Any point in the graph that corresponds to the same letter in both strings is called a match point. For example, “parsnip” and “turnip” both contain an “r” so the node below the “r” in “parsnip” and to the right of the “r” in “turnip” is a match point. In Figure 1, the match points are shaded pink.

To finish the edit graph, add a link leading to each match point from the node that is above and to the left, as shown in Figure 1.

The graph looks confusing at first but it’s actually fairly simple. The goal is to follow a path from the upper left to the lower right corner. Each move to the right corresponds to removing a letter from the original string. In Figure 1, the first two moves to the right along the blue path correspond to removing the letters “p” and “a” from “parsnip.”

Each move down corresponds to inserting a letter in the new string. In Figure 1, the next two moves along the blue path correspond to inserting the letters “t” and “u” to the string.

Diagonal moves correspond to leaving a letter unchanged. The next move along the blue path corresponds to leaving the “r” alone.

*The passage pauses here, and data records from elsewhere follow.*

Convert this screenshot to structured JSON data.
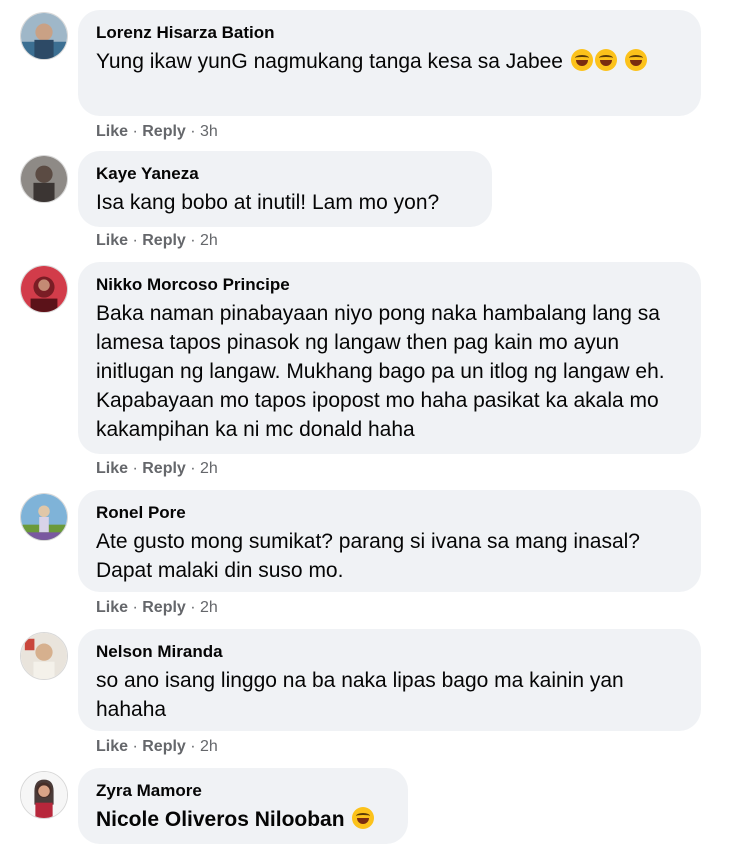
{
  "colors": {
    "bubble": "#f0f2f5",
    "meta": "#65676b",
    "emoji": "#fcc21b"
  },
  "actions": {
    "like": "Like",
    "reply": "Reply",
    "sep": " · "
  },
  "comments": [
    {
      "author": "Lorenz Hisarza Bation",
      "text": "Yung ikaw yunG nagmukang tanga kesa sa Jabee",
      "emoji": "rolling-on-floor-laughing-icon",
      "time": "3h"
    },
    {
      "author": "Kaye Yaneza",
      "text": "Isa kang bobo at inutil! Lam mo yon?",
      "time": "2h"
    },
    {
      "author": "Nikko Morcoso Principe",
      "text": "Baka naman pinabayaan niyo pong naka hambalang lang sa lamesa tapos pinasok ng langaw then pag kain mo ayun initlugan ng langaw. Mukhang bago pa un itlog ng langaw eh. Kapabayaan mo tapos ipopost mo haha pasikat ka akala mo kakampihan ka ni mc donald haha",
      "time": "2h"
    },
    {
      "author": "Ronel Pore",
      "text": "Ate gusto mong sumikat? parang si ivana sa mang inasal? Dapat malaki din suso mo.",
      "time": "2h"
    },
    {
      "author": "Nelson Miranda",
      "text": "so ano isang linggo na ba naka lipas bago ma kainin yan hahaha",
      "time": "2h"
    },
    {
      "author": "Zyra Mamore",
      "text": "Nicole Oliveros Nilooban",
      "emoji": "rolling-on-floor-laughing-icon"
    }
  ]
}
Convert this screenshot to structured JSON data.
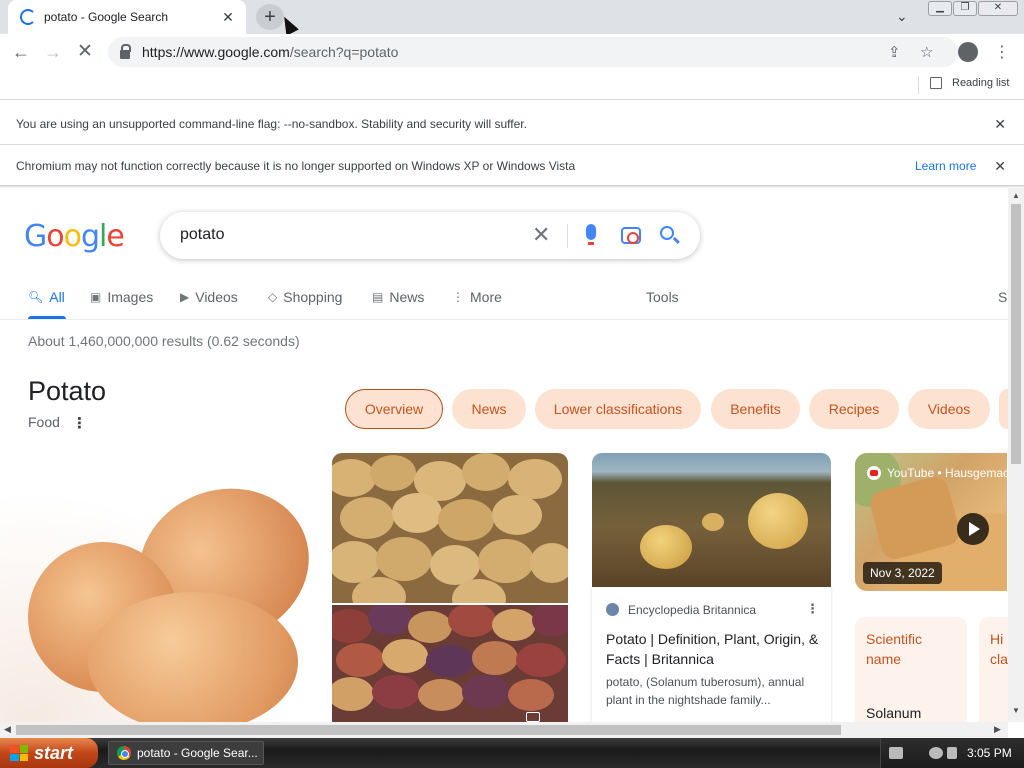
{
  "browser": {
    "tab_title": "potato - Google Search",
    "url_domain": "https://www.google.com",
    "url_path": "/search?q=potato",
    "reading_list": "Reading list"
  },
  "infobars": {
    "flag_warning": "You are using an unsupported command-line flag: --no-sandbox. Stability and security will suffer.",
    "os_warning": "Chromium may not function correctly because it is no longer supported on Windows XP or Windows Vista",
    "learn_more": "Learn more"
  },
  "search": {
    "query": "potato",
    "tabs": [
      "All",
      "Images",
      "Videos",
      "Shopping",
      "News",
      "More"
    ],
    "tools": "Tools",
    "edge_letter": "S",
    "stats": "About 1,460,000,000 results (0.62 seconds)"
  },
  "knowledge_panel": {
    "title": "Potato",
    "subtitle": "Food",
    "chips": [
      "Overview",
      "News",
      "Lower classifications",
      "Benefits",
      "Recipes",
      "Videos"
    ]
  },
  "result_card": {
    "source": "Encyclopedia Britannica",
    "title": "Potato | Definition, Plant, Origin, & Facts | Britannica",
    "snippet": "potato, (Solanum tuberosum), annual plant in the nightshade family..."
  },
  "video": {
    "channel": "YouTube • Hausgemac",
    "date": "Nov 3, 2022"
  },
  "facts": [
    {
      "key": "Scientific name",
      "value": "Solanum"
    },
    {
      "key": "Hi cla",
      "value": ""
    }
  ],
  "taskbar": {
    "start": "start",
    "task_title": "potato - Google Sear...",
    "clock": "3:05 PM"
  },
  "colors": {
    "google_blue": "#4285f4",
    "google_red": "#ea4335",
    "google_yellow": "#fbbc05",
    "google_green": "#34a853",
    "chip_bg": "#fde2d2",
    "chip_text": "#c5531f",
    "link_blue": "#1a73e8"
  }
}
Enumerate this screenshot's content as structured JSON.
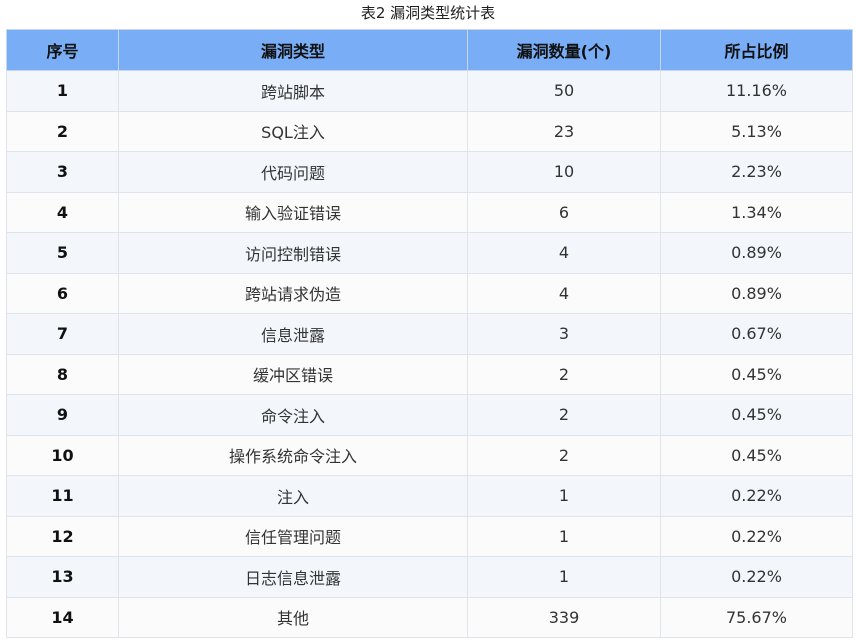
{
  "caption": "表2 漏洞类型统计表",
  "table": {
    "headers": [
      "序号",
      "漏洞类型",
      "漏洞数量(个)",
      "所占比例"
    ],
    "rows": [
      [
        "1",
        "跨站脚本",
        "50",
        "11.16%"
      ],
      [
        "2",
        "SQL注入",
        "23",
        "5.13%"
      ],
      [
        "3",
        "代码问题",
        "10",
        "2.23%"
      ],
      [
        "4",
        "输入验证错误",
        "6",
        "1.34%"
      ],
      [
        "5",
        "访问控制错误",
        "4",
        "0.89%"
      ],
      [
        "6",
        "跨站请求伪造",
        "4",
        "0.89%"
      ],
      [
        "7",
        "信息泄露",
        "3",
        "0.67%"
      ],
      [
        "8",
        "缓冲区错误",
        "2",
        "0.45%"
      ],
      [
        "9",
        "命令注入",
        "2",
        "0.45%"
      ],
      [
        "10",
        "操作系统命令注入",
        "2",
        "0.45%"
      ],
      [
        "11",
        "注入",
        "1",
        "0.22%"
      ],
      [
        "12",
        "信任管理问题",
        "1",
        "0.22%"
      ],
      [
        "13",
        "日志信息泄露",
        "1",
        "0.22%"
      ],
      [
        "14",
        "其他",
        "339",
        "75.67%"
      ]
    ]
  },
  "colors": {
    "header_bg": "#79adf5",
    "row_odd_bg": "#f3f7fc",
    "row_even_bg": "#fbfbfc"
  }
}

With these rules, finding the edit distance and the smallest series of changes to convert the string is easy. Simply find the shortest path through the edit graph with right and downward links costing one and diagonal links costing nothing. To think of this in another way, you must find the path through the graph that uses the most diagonals.

If you think in those terms, then it’s easy to see that the blue path represents the best solution.

(Note that there may be more than one path with the same shortest distance through the graph. In that case, there are multiple ways to convert the first string into the second with the same cost.)